I FRATELLI FRANCESI E LA BEFFA DEI BALZELLI PER MUCCHE E MAIALI
Itoponimi che indicano cose che non ci sono più — su tutte, a Firenze, il dominio di questa o quella famiglia su una zona — hanno un fascino che manca a ciò che segna l’esistente. Così via del Ponte Sospeso, lì dritta e sobria a collegare le piazze Gaddi e Pier Vettori, reca memoria di una Firenze poco celebrata, ma non per questo meno prodiga di vicende: quella del primo ‘800. Furono infatti chiamati «sospesi» i due ponti che l’ultimo Granduca fece costruire all’inizio del XIX secolo, a monte e a valle dell’Arno. Quello a monte fu costruito dove oggi troviamo San Niccolò, in origine chiamato Ponte San Ferdinando, non tanto in ricordo dell’eremita dei boschi di Caiazzo quanto del granduca Ferdinando III, padre di Leopoldo II, al quale invece toccò quello dove oggi si trova Ponte alla Vittoria, intitolato a San Leopoldo (non per devozione verso il «Padre dei poveri» di Melk).
Erano «sospesi» perché lanciati da una sponda all’altra mediante corde d’acciaio, dalle quali calavano altre corde metalliche a sostenere le assi di legno. Specialista era la ditta francese dei Fratelli Seguin, a cui il granduca affidò il ponte San Leopoldo dopo aver sperimentato un modello nel parco della Villa di Poggio a Caiano. L’avrebbero costruito gratuitamente ma tenendolo in concessione per 104 anni, dato che dal 1837, anno dell’inaugurazione, il contratto avrebbe dovuto scadere nel 1941. Il Comune lo riscattò già nel 1910, mantenendo però il pedaggio.
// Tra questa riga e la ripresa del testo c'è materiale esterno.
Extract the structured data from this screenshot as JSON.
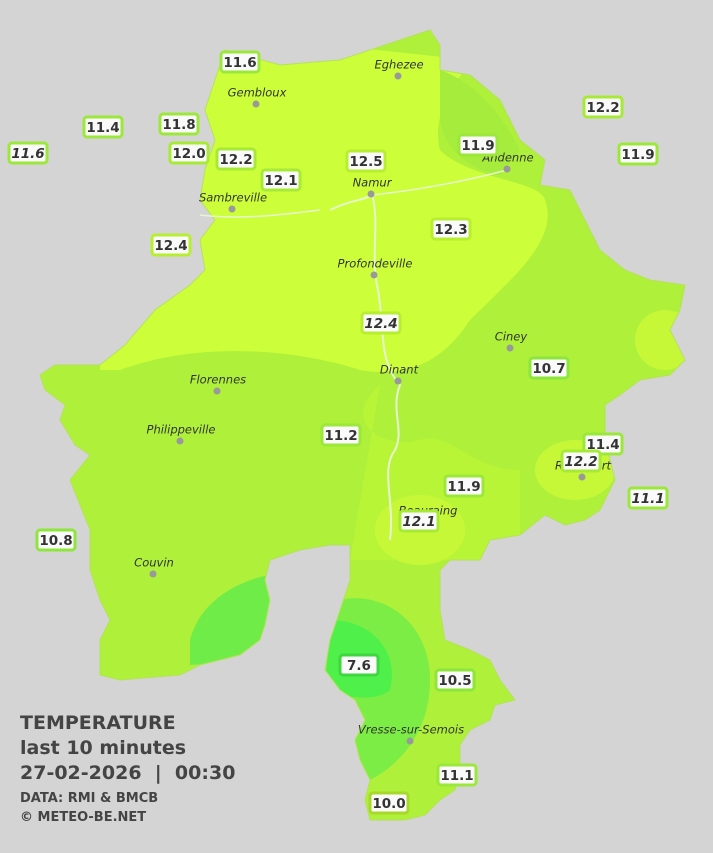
{
  "map": {
    "towns": [
      "Eghezee",
      "Gembloux",
      "Andenne",
      "Namur",
      "Sambreville",
      "Profondeville",
      "Ciney",
      "Dinant",
      "Florennes",
      "Philippeville",
      "Rochefort",
      "Beauraing",
      "Couvin",
      "Vresse-sur-Semois"
    ],
    "stations": [
      {
        "label": "11.6",
        "italic": false,
        "color": "#9be83a"
      },
      {
        "label": "11.4",
        "italic": false,
        "color": "#9be83a"
      },
      {
        "label": "11.8",
        "italic": false,
        "color": "#9be83a"
      },
      {
        "label": "11.6",
        "italic": true,
        "color": "#9be83a"
      },
      {
        "label": "12.0",
        "italic": false,
        "color": "#a6ea36"
      },
      {
        "label": "12.2",
        "italic": false,
        "color": "#a6ea36"
      },
      {
        "label": "12.1",
        "italic": false,
        "color": "#a6ea36"
      },
      {
        "label": "12.5",
        "italic": false,
        "color": "#b8ee30"
      },
      {
        "label": "11.9",
        "italic": false,
        "color": "#9be83a"
      },
      {
        "label": "12.2",
        "italic": false,
        "color": "#a6ea36"
      },
      {
        "label": "11.9",
        "italic": false,
        "color": "#9be83a"
      },
      {
        "label": "12.3",
        "italic": false,
        "color": "#b8ee30"
      },
      {
        "label": "12.4",
        "italic": false,
        "color": "#b8ee30"
      },
      {
        "label": "12.4",
        "italic": true,
        "color": "#b8ee30"
      },
      {
        "label": "10.7",
        "italic": false,
        "color": "#8ee63c"
      },
      {
        "label": "11.2",
        "italic": false,
        "color": "#9be83a"
      },
      {
        "label": "11.4",
        "italic": false,
        "color": "#9be83a"
      },
      {
        "label": "12.2",
        "italic": true,
        "color": "#a6ea36"
      },
      {
        "label": "11.9",
        "italic": false,
        "color": "#9be83a"
      },
      {
        "label": "11.1",
        "italic": true,
        "color": "#9be83a"
      },
      {
        "label": "12.1",
        "italic": true,
        "color": "#a6ea36"
      },
      {
        "label": "10.8",
        "italic": false,
        "color": "#8ee63c"
      },
      {
        "label": "7.6",
        "italic": false,
        "color": "#3fd63f"
      },
      {
        "label": "10.5",
        "italic": false,
        "color": "#8ee63c"
      },
      {
        "label": "11.1",
        "italic": false,
        "color": "#9be83a"
      },
      {
        "label": "10.0",
        "italic": false,
        "color": "#a8d92a"
      }
    ]
  },
  "legend": {
    "title": "TEMPERATURE",
    "subtitle": "last 10 minutes",
    "datetime": "27-02-2026  |  00:30",
    "source": "DATA: RMI & BMCB",
    "credit": "© METEO-BE.NET"
  }
}
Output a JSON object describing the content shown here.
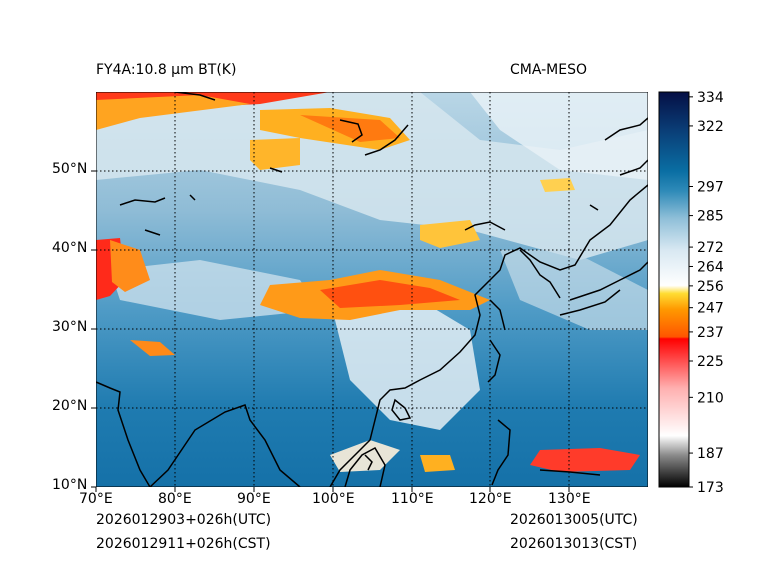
{
  "figure": {
    "title_left": "FY4A:10.8 μm BT(K)",
    "title_right": "CMA-MESO",
    "init_utc": "2026012903+026h(UTC)",
    "init_cst": "2026012911+026h(CST)",
    "valid_utc": "2026013005(UTC)",
    "valid_cst": "2026013013(CST)"
  },
  "map": {
    "lon_range": [
      70,
      140
    ],
    "lat_range": [
      10,
      60
    ],
    "lon_ticks": [
      "70°E",
      "80°E",
      "90°E",
      "100°E",
      "110°E",
      "120°E",
      "130°E"
    ],
    "lat_ticks": [
      "10°N",
      "20°N",
      "30°N",
      "40°N",
      "50°N"
    ],
    "gridlines": "dotted",
    "coastlines": "black"
  },
  "colorbar": {
    "orientation": "vertical",
    "range": [
      173,
      336
    ],
    "ticks": [
      "173",
      "187",
      "210",
      "225",
      "237",
      "247",
      "256",
      "264",
      "272",
      "285",
      "297",
      "322",
      "334"
    ],
    "tick_values": [
      173,
      187,
      210,
      225,
      237,
      247,
      256,
      264,
      272,
      285,
      297,
      322,
      334
    ]
  }
}
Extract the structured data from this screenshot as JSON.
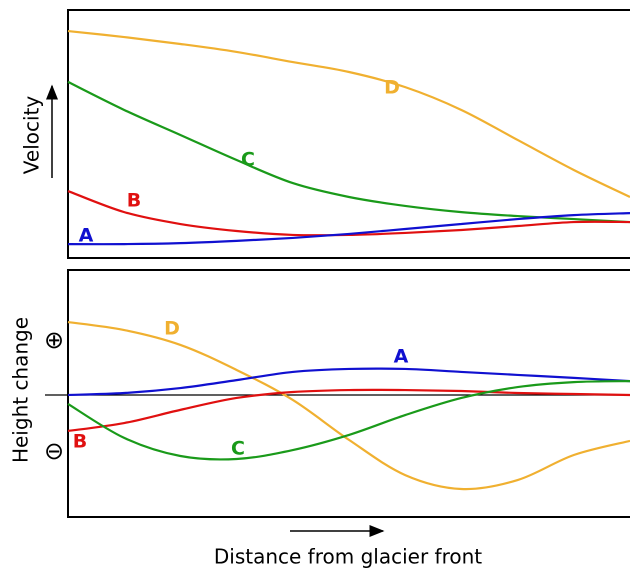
{
  "chart_data": [
    {
      "type": "line",
      "ylabel": "Velocity",
      "x": [
        0,
        10,
        20,
        30,
        40,
        50,
        60,
        70,
        80,
        90,
        100
      ],
      "xlim": [
        0,
        100
      ],
      "ylim": [
        0,
        100
      ],
      "series": [
        {
          "name": "D",
          "color": "#f0b030",
          "values": [
            91.5,
            89.1,
            86.3,
            83.1,
            79,
            75,
            68.9,
            59.7,
            47.6,
            35.5,
            24.6
          ]
        },
        {
          "name": "C",
          "color": "#1a9a1a",
          "values": [
            71,
            59.7,
            49.6,
            39.5,
            30.2,
            24.6,
            21,
            18.5,
            16.9,
            15.7,
            14.5
          ]
        },
        {
          "name": "B",
          "color": "#e01010",
          "values": [
            27,
            18.5,
            13.7,
            10.9,
            9.3,
            9.3,
            10.1,
            11.3,
            12.9,
            14.5,
            14.5
          ]
        },
        {
          "name": "A",
          "color": "#1010d0",
          "values": [
            5.6,
            5.6,
            6,
            6.9,
            8.1,
            9.7,
            11.7,
            13.7,
            15.7,
            17.3,
            18.1
          ]
        }
      ]
    },
    {
      "type": "line",
      "ylabel": "Height change",
      "xlabel": "Distance from glacier front",
      "annotations": [
        "⊕",
        "⊖"
      ],
      "x": [
        0,
        10,
        20,
        30,
        40,
        50,
        60,
        70,
        80,
        90,
        100
      ],
      "xlim": [
        0,
        100
      ],
      "ylim": [
        -50,
        50
      ],
      "series": [
        {
          "name": "D",
          "color": "#f0b030",
          "values": [
            29.4,
            26.2,
            20.2,
            10.1,
            -2,
            -18.1,
            -32.3,
            -37.9,
            -34.3,
            -24.2,
            -18.5
          ]
        },
        {
          "name": "A",
          "color": "#1010d0",
          "values": [
            0,
            0.8,
            2.8,
            6,
            9.3,
            10.5,
            10.5,
            9.3,
            8.1,
            6.9,
            5.6
          ]
        },
        {
          "name": "B",
          "color": "#e01010",
          "values": [
            -14.5,
            -11.3,
            -6,
            -1.2,
            1.2,
            2,
            2,
            1.6,
            0.8,
            0.4,
            0
          ]
        },
        {
          "name": "C",
          "color": "#1a9a1a",
          "values": [
            -3.6,
            -17.3,
            -24.6,
            -25.8,
            -22.2,
            -16.1,
            -8.1,
            -1.2,
            3.2,
            5.2,
            5.6
          ]
        }
      ]
    }
  ]
}
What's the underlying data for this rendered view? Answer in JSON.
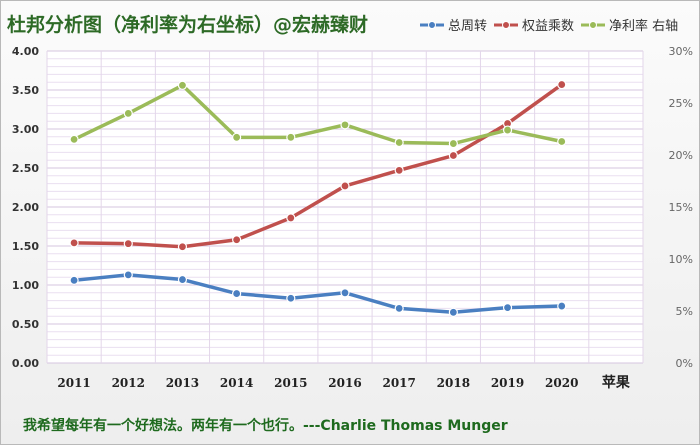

I cittadini, che si aspettavano l’abolizione dell’odiato balzello, si ribellarono, scatenando tumulti anche sul ponte stesso. Nel ’14 fu reso gratis il passaggio per i pedoni ma non per le bestie: ovini e suini restarono a un centesimo, mentre il pedaggio per equini e bovini salì da quattro a cinque centesimi. Quattordici anni dopo, la popolazione salutò con gioia il concorso per il ponte della Vittoria, che vide la luce nel ’32, ma il pensiero del pedaggio fissò il suo nome, anzi soprannome visto che di San Leopoldo in città non v’è più traccia, nella strada dove un tempo chi arrivava dalla campagna con le bestie, già cominciava a tirar fuori i soldi.